An Other Place to live in simultaneously with
the present. We can imagine it, we want it,
we can discuss it -- and now we can create
it. A sustainable society here on this coastal
plain between the Yarra River and Geelong,
here on this planet Earth.
We
all live in Altona
I
don't know how many of you are familiar with
Percy Shelley, the English Romantic poet.
He was born in 1792 just after the French
Revolution, and drowned in Italy thirty years
later when Europe was beginning to industrialize.
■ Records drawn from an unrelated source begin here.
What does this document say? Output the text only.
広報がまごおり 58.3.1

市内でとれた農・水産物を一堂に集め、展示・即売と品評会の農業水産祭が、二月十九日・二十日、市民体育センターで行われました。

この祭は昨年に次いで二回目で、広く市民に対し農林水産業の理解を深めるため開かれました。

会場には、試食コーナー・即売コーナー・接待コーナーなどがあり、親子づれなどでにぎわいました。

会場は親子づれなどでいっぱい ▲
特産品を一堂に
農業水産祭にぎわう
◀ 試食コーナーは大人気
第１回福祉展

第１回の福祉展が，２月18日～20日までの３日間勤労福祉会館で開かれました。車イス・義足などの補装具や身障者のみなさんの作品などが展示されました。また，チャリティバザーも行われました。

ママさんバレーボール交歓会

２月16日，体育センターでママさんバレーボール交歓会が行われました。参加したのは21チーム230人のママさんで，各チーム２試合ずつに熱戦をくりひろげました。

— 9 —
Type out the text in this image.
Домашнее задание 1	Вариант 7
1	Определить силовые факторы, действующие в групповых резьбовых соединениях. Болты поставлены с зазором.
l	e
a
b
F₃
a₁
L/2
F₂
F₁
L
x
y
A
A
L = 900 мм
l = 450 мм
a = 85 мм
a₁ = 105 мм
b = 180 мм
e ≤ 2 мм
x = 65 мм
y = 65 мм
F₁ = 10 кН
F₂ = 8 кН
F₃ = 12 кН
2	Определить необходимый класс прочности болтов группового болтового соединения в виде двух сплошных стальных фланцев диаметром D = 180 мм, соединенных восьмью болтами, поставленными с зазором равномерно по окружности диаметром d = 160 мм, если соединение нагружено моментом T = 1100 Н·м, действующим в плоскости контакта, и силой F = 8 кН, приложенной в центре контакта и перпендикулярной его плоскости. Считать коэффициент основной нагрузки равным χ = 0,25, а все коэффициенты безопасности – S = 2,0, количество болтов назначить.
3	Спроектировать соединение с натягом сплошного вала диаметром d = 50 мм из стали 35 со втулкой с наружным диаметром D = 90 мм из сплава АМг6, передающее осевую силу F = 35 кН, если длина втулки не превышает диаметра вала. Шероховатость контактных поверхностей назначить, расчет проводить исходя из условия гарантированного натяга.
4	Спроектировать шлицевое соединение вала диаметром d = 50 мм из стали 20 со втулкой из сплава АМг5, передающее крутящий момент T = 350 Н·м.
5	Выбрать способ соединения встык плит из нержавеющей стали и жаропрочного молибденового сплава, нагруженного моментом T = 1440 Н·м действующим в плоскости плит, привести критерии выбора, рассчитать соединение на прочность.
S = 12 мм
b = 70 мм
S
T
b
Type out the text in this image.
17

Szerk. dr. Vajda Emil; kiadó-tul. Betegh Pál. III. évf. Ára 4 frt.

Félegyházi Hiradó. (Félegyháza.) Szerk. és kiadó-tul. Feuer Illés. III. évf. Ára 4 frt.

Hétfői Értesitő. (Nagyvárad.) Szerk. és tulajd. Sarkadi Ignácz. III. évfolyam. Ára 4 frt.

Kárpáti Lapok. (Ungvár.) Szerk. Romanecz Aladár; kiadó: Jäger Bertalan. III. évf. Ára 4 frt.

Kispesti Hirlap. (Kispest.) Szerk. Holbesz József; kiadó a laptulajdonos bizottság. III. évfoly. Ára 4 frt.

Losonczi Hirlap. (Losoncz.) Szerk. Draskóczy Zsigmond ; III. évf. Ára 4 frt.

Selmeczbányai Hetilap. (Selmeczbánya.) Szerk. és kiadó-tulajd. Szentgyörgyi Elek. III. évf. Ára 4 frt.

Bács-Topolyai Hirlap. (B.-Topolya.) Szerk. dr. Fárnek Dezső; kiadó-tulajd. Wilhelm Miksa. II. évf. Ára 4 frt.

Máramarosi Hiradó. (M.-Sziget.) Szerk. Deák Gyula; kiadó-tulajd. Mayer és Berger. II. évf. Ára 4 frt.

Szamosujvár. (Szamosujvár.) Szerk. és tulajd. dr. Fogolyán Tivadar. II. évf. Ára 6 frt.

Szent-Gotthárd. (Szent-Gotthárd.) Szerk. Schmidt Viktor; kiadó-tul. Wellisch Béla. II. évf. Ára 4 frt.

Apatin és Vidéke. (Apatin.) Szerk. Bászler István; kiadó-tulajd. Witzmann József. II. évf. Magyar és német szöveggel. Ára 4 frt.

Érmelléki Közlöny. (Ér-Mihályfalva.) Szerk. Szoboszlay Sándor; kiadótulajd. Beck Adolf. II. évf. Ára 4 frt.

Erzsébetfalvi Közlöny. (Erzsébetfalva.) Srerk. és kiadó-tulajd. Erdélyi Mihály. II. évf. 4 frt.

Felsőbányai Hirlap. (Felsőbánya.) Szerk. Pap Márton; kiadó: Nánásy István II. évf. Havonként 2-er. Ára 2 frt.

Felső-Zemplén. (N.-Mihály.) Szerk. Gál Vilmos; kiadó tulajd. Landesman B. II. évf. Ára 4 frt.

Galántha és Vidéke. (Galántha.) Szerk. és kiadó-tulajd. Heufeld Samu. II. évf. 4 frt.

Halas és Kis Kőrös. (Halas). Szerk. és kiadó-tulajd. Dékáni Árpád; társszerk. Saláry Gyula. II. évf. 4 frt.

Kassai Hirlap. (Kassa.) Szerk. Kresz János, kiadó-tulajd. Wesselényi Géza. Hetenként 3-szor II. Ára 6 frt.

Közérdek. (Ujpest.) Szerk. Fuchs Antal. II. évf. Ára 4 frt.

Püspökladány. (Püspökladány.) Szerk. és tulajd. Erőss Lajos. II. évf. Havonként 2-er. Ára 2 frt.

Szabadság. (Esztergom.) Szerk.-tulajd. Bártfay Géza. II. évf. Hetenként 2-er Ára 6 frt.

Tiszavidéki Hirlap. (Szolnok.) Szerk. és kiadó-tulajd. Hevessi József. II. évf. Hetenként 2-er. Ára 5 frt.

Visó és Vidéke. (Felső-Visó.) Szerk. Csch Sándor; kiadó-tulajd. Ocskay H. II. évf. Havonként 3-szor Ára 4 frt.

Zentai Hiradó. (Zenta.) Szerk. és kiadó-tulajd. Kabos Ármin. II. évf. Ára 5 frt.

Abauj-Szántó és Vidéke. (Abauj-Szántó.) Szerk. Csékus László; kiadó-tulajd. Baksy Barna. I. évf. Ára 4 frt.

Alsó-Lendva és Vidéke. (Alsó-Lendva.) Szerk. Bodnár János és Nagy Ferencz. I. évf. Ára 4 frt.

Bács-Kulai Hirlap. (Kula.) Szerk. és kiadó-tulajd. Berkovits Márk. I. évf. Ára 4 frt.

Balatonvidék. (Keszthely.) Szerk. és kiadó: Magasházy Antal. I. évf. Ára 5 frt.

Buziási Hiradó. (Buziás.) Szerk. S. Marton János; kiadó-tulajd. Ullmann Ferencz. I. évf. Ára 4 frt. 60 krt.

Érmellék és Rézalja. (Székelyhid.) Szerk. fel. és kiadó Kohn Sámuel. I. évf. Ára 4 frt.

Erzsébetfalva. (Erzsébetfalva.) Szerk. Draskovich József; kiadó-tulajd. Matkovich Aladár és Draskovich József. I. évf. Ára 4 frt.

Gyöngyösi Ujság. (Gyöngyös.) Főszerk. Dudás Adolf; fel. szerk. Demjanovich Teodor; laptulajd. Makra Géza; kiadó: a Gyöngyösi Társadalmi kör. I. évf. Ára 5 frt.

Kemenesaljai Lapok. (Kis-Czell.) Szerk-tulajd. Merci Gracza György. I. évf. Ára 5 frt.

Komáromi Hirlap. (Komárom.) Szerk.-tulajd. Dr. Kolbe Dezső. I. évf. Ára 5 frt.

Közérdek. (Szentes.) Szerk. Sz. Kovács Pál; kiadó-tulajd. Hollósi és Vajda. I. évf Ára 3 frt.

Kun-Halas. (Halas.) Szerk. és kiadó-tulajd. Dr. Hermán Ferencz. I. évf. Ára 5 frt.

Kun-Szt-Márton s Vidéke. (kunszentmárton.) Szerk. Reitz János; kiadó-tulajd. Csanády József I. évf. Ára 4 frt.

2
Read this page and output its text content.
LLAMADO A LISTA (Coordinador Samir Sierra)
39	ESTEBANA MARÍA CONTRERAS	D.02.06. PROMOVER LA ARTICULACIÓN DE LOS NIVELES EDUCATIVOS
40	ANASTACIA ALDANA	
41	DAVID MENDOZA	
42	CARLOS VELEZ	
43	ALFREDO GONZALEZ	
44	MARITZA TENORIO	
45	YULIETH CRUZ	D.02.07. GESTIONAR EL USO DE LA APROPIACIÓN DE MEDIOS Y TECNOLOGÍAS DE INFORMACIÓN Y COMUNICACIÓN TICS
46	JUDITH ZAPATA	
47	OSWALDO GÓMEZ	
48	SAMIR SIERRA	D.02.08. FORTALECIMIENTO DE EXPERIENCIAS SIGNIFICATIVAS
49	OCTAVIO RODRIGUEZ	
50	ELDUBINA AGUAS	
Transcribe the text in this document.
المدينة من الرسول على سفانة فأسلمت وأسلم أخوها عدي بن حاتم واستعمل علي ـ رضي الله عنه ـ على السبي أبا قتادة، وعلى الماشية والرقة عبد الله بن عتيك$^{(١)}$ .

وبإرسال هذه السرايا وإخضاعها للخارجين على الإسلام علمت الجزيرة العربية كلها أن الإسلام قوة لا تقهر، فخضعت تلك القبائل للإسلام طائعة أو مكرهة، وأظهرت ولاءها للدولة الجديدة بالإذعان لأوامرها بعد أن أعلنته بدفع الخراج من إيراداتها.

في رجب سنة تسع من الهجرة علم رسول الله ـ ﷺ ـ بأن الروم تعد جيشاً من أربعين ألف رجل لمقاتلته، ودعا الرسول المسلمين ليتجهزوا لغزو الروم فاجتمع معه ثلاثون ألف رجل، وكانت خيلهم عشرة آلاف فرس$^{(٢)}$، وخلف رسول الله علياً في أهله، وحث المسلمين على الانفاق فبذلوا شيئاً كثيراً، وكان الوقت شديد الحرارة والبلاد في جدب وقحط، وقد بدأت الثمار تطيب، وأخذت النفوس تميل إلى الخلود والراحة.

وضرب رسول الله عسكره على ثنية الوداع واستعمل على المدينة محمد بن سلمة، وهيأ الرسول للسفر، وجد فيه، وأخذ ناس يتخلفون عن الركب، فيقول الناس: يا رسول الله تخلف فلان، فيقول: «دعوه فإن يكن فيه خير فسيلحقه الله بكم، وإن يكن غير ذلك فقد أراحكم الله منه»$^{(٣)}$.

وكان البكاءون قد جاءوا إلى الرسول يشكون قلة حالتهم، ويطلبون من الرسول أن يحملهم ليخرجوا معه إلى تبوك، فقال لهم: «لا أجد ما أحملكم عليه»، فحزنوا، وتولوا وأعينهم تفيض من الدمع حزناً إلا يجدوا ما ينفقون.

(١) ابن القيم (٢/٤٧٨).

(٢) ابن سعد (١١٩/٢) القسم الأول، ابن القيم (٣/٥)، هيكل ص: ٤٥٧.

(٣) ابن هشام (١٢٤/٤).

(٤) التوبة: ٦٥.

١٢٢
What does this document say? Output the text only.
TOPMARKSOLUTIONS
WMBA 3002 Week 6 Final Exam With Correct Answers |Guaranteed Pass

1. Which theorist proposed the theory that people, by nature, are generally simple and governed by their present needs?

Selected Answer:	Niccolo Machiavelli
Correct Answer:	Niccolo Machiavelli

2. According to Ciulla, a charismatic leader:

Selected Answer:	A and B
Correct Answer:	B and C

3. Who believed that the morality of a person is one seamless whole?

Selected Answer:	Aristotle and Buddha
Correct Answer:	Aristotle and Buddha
(Faraday was experimenting with that hitherto
unimaginable contraption called an electric
motor, for example.)
In
Shelley's life time the great collective dreams
were liberalism and nationalism, the social forces
that freed much of Europe from despotism, and created
the nation state as we know it now. It was the Greeks
who were fighting for independence when Shelley
was around, and their struggles captured the imagination
of young people right across Europe. People like
Byron and Victor Hugo, and of course, young Shelley
himself. And it was Shelley who articulated what
so many people around the western world were feeling:
'We are all Greeks' he said. Over a century later,
at the height of the Cold War, John F. Kennedy expressed
similar sentiments: Ich bin ein Berliner, Kennedy
said -- I am a citizen of Berlin - with a nod to
the Roman orator, Cicero.
Well,
I'm no Byron or Shelley, Cicero or Kennedy, but
to me, what you people are doing here is very important
for us all. Sustainability is THE issue for the
twenty first century. We need you to make this future
you are beginning to imagine, that we're all beginning
to imagine -- we need you to make it real. The future
of us all depends on it. Because, in the most deeply
and globally poetic sense, we are all of us now,
citizens of this bioregion. We, all of us, live
in Altona. We are all Altonans.
First
published on-line 1995. Re-published 2003. Modified
26 July 2004. Revised 8 August, 2007.